Le 11 novembre 2016, s’est tenue sur la place Bellecour, la cérémonie militaire de commémoration du 11 novembre 1918, en présence de nombreux invités dont une délégation suisse du service de santé des armées et du public lyonnais.

Sous une météo peu clémente, le général de corps d’armée Pierre Chavancy, Gouverneur militaire de Lyon, a présidé la cérémonie militaire de commémoration du 11 novembre.

Sur la place Bellecour, place emblématique de Lyon, étaient rassemblées les unités militaires de l’agglomération lyonnaise et de ses environs :

  • du 7e régiment du matériel (7e RMAT),
  • de l’école de santé des armées (ESA),
  • de l’école du personnel para-médical des armées (EPPA),
  • de la base aérienne 942 (BA 942),
  • du régiment médical (RMED),
  • de la gendarmerie Rhône Alpes Auvergne,
  • la musique de l’Artillerie,
  • le drapeau du 22e Régiment d’Infanterie (22e RI) avec sa garde du GSBdD,
  • une délégation de la préparation militaire marine (PMM) de Lyon.

L’ensemble des troupes était commandé par le Colonel Gomart, chef d’état- major de la zone de défense et de sécurité.

Après la revue des troupes, des remises de décorations et les allocutions officielles la cérémonie a été clôturée par un défilé au son de la musique de l’Artillerie pour le plaisir du public.

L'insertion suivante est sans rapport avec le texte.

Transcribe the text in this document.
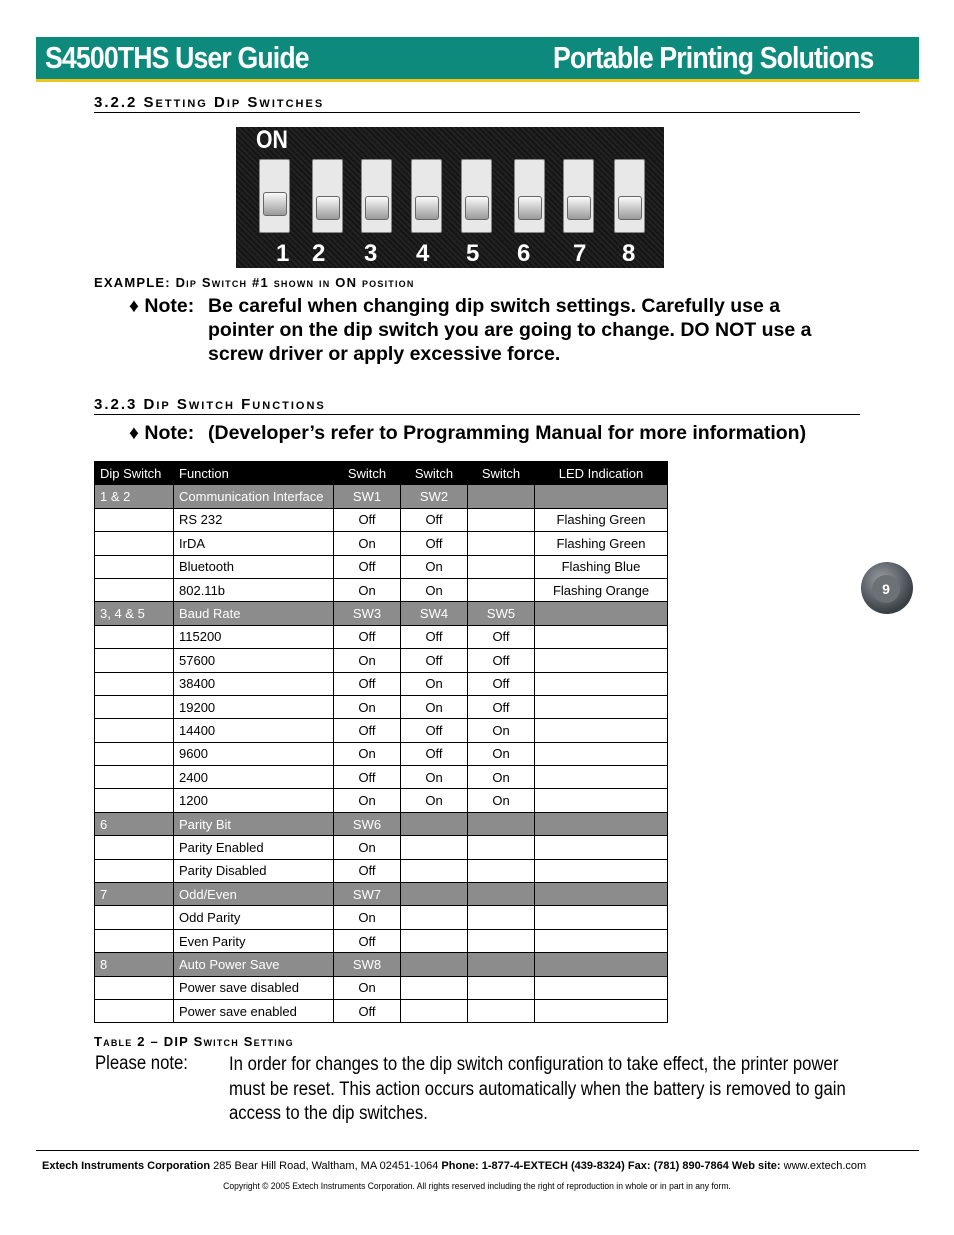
S4500THS User Guide	Portable Printing Solutions
3.2.2 Setting Dip Switches
ON
1 2 3 4 5 6 7 8
EXAMPLE: Dip Switch #1 shown in ON position
♦ Note: Be careful when changing dip switch settings. Carefully use a pointer on the dip switch you are going to change. DO NOT use a screw driver or apply excessive force.
3.2.3 Dip Switch Functions
♦ Note: (Developer’s refer to Programming Manual for more information)
Dip Switch	Function	Switch	Switch	Switch	LED Indication
1 & 2	Communication Interface	SW1	SW2		
	RS 232	Off	Off		Flashing Green
	IrDA	On	Off		Flashing Green
	Bluetooth	Off	On		Flashing Blue
	802.11b	On	On		Flashing Orange
3, 4 & 5	Baud Rate	SW3	SW4	SW5	
	115200	Off	Off	Off	
	57600	On	Off	Off	
	38400	Off	On	Off	
	19200	On	On	Off	
	14400	Off	Off	On	
	9600	On	Off	On	
	2400	Off	On	On	
	1200	On	On	On	
6	Parity Bit	SW6			
	Parity Enabled	On			
	Parity Disabled	Off			
7	Odd/Even	SW7			
	Odd Parity	On			
	Even Parity	Off			
8	Auto Power Save	SW8			
	Power save disabled	On			
	Power save enabled	Off			
Table 2 – DIP Switch Setting
Please note: In order for changes to the dip switch configuration to take effect, the printer power must be reset. This action occurs automatically when the battery is removed to gain access to the dip switches.
9
Extech Instruments Corporation 285 Bear Hill Road, Waltham, MA 02451-1064 Phone: 1-877-4-EXTECH (439-8324) Fax: (781) 890-7864 Web site: www.extech.com
Copyright © 2005 Extech Instruments Corporation. All rights reserved including the right of reproduction in whole or in part in any form.
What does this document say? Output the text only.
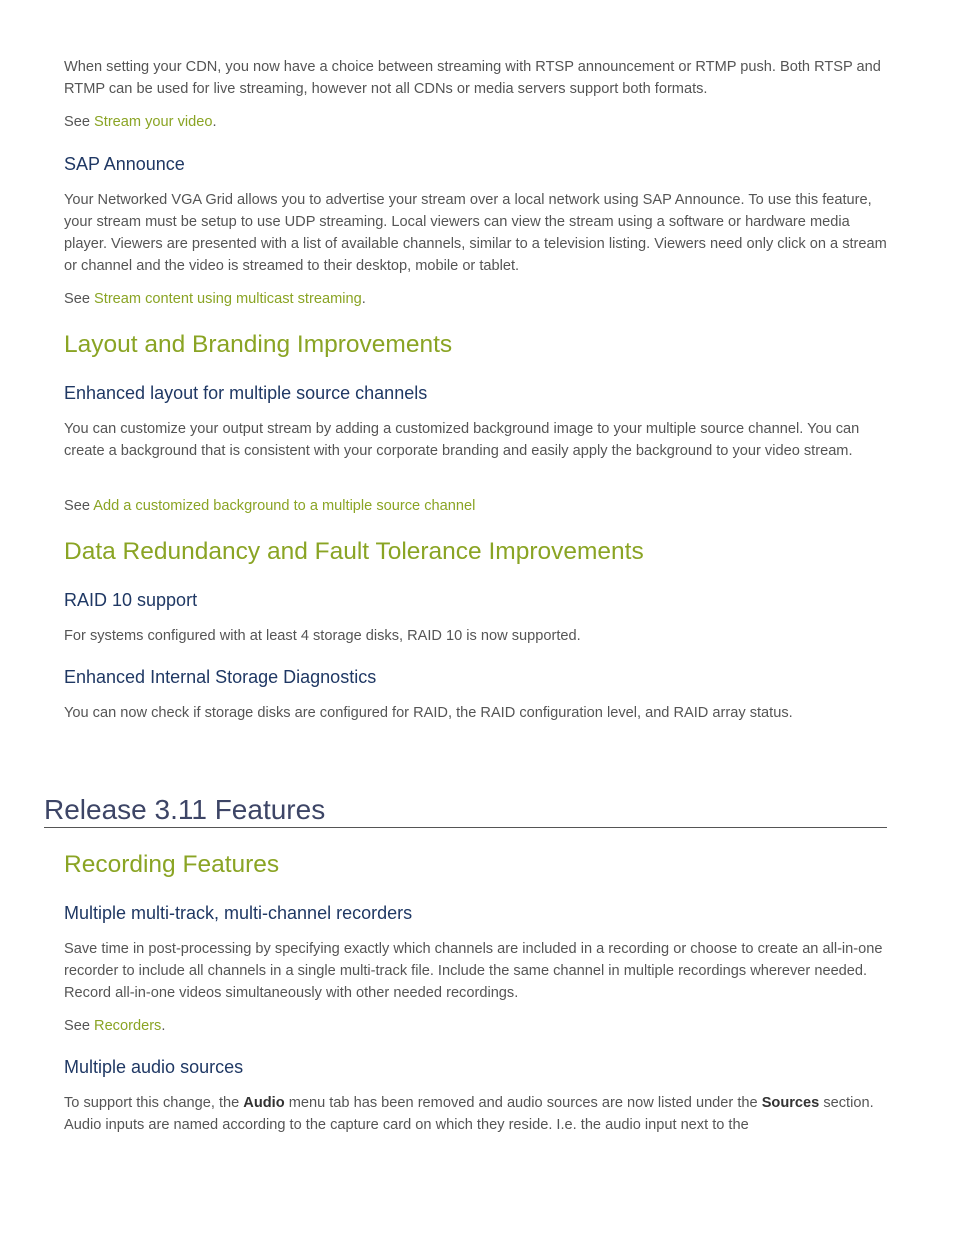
When setting your CDN, you now have a choice between streaming with RTSP announcement or RTMP push. Both RTSP and RTMP can be used for live streaming, however not all CDNs or media servers support both formats.

See Stream your video.

SAP Announce

Your Networked VGA Grid allows you to advertise your stream over a local network using SAP Announce. To use this feature, your stream must be setup to use UDP streaming. Local viewers can view the stream using a software or hardware media player. Viewers are presented with a list of available channels, similar to a television listing. Viewers need only click on a stream or channel and the video is streamed to their desktop, mobile or tablet.

See Stream content using multicast streaming.

Layout and Branding Improvements
Enhanced layout for multiple source channels

You can customize your output stream by adding a customized background image to your multiple source channel. You can create a background that is consistent with your corporate branding and easily apply the background to your video stream.

See Add a customized background to a multiple source channel

Data Redundancy and Fault Tolerance Improvements
RAID 10 support

For systems configured with at least 4 storage disks, RAID 10 is now supported.

Enhanced Internal Storage Diagnostics

You can now check if storage disks are configured for RAID, the RAID configuration level, and RAID array status.

Release 3.11 Features
Recording Features
Multiple multi-track, multi-channel recorders

Save time in post-processing by specifying exactly which channels are included in a recording or choose to create an all-in-one recorder to include all channels in a single multi-track file. Include the same channel in multiple recordings wherever needed. Record all-in-one videos simultaneously with other needed recordings.

See Recorders.

Multiple audio sources

To support this change, the Audio menu tab has been removed and audio sources are now listed under the Sources section. Audio inputs are named according to the capture card on which they reside. I.e. the audio input next to the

Cette année, le service de santé des armées a été mis à l’honneur à la fois pour commémorer son rôle actif pendant la Première Guerre mondiale et aussi pour marquer l’arrivée en septembre 2016 à Bron de l’école du personnel paramédical des armées, ce qui fait aujourd’hui de la métropole lyonnaise l’unique pôle de formation initiale des médecins, pharmaciens et infirmiers militaires.

En effet, il y a 100 ans se déroulait la bataille de Verdun qui dura plus de 10 mois et fit environ 160.000 morts et 216.000 blessés dans nos rangs. Ces derniers étaient envoyés dans les hôpitaux à l’arrière du front, notamment à Lyon. La ville est alors devenue une des plus importantes « ville-hôpital » du pays. Le nombre de blessés était tel que la France a demandé à la Suisse d’en accueillir en convalescence.

Aussi, l’ensemble des invités et du public a pu assister à l’issue de la cérémonie, à des stands et une démonstration dynamique qui ont permis de faire mieux connaissance avec l’histoire et les personnels du service de santé des armées.